If we did not have money at stake, the various predictions about the Fed would be amusing. Every day the parade of the pundits on CNBC includes those who talk about what the Fed should do and what the Fed will do.
With a very vew exceptions, most of those offering opinions about what they should do are completely clueless. I have a new person in my office, a very bright, young almost-graduate from a good local university. (The Old Prof looks for this sort of person, since I accept the adage that "you can’t coach speed." We look for bright people who want to show what they can do and then give them the chance. They have to be friendly and coachable as well, since there is a lot of give and take in our educational process.) Anyway, she noted that most of those appearing on CNBC seemd to be spouting cliche`s rather than analyzing. She almost has her finance degree. The particular commentator had said something about the "pulling away of the punch bowl was ruining our dead cat bounce" so her point was valid.
Since anyone can join in this, let me add a few predictions.

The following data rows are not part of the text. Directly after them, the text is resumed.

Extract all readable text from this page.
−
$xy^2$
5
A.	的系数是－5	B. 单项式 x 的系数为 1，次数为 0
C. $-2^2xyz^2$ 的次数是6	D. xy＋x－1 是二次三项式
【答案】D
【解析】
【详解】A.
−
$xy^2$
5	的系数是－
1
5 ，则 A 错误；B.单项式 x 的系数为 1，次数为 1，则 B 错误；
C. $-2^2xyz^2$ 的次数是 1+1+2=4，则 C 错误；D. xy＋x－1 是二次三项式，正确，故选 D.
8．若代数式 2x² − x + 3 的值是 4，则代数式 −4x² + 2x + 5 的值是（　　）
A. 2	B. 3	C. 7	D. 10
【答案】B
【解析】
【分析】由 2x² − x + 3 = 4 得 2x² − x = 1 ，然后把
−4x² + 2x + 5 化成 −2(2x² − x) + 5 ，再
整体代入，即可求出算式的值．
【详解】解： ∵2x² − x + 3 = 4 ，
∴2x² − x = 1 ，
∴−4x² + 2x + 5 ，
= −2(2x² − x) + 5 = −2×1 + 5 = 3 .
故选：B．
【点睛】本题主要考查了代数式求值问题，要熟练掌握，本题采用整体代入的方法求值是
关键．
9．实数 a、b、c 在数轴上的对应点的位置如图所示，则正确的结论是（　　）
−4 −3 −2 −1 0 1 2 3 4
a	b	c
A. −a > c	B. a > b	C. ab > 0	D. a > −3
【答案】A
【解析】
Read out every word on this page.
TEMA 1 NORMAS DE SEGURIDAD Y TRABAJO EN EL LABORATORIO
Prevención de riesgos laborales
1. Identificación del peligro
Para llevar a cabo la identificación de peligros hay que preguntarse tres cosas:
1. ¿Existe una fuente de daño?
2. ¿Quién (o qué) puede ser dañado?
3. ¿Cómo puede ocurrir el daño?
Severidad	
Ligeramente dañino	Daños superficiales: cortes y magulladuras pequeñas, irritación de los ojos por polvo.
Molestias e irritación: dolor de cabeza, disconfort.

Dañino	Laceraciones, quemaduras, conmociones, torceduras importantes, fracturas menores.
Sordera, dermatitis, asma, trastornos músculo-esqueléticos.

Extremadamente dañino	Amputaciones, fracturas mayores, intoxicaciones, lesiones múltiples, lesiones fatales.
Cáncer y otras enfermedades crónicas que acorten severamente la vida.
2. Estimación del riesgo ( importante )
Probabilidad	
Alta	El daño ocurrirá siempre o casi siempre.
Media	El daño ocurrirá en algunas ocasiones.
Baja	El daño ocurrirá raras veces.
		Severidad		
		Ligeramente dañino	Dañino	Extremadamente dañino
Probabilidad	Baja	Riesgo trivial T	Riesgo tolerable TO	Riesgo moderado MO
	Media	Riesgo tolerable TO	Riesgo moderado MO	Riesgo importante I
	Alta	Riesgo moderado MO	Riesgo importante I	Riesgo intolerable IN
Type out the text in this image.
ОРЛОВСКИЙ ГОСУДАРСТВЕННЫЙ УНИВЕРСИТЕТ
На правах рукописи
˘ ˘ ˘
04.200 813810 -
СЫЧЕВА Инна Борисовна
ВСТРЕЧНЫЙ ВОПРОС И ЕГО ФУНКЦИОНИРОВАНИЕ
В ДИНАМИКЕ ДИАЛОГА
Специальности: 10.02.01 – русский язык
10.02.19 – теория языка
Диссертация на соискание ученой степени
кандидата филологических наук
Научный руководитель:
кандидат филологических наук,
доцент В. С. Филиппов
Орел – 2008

- At the beginning of the cycle, the Fed set out to get to neutral, not to slow the economy. At the time, that might have been 3.5% to 4% on the Fed Funds rate. Since inflation (using the approved Fed measures) has crept a little higher, neutral is probably now about 5% or a touch higher.
- If you understand how the Fed and the staff thinks, and how monetary policy works, you realize that the interest rate hikes have not been a restrictive factor until very recently. In fact, even today, a top economist was arguing on CNBC today that the rate hikes are still not restrictive. This is extremely different from the view of many pundits and hedge fund managers (led and exemplified by Doug Kass — a savvy and high-profile guy on Cramer’s site and CNBC). They have been viewing even the early rate hikes as "headwinds."
- Fed policy lags by six to nine months. They know that, as does any economist. That means that we are only beginning to feel the effects of Fed tightening, and we’ll see more in the next few months. This is an expected, predictable slowdown in the rate of economic growth. It is not a recession or stagflation or whatever else the worrywarts are projecting this week.
- No one knows what the Fed’s next move will be, including me. The reason is that they do not yet know themselves. They know that it is all data driven, and that there are lags.
- Having said all of this about the difficulty of predicting, I would not be surprised to see the Fed pause for a bit to get more information. This might be accompanied by tough talk, since they want to contain inflationary expectations.
- If there is a spike in oil prices, world turmoil, or any number of other bad things that might happen, the Fed will not raise rates and might lower them.
People forget that the Fed has a dual mission that includes economic growth.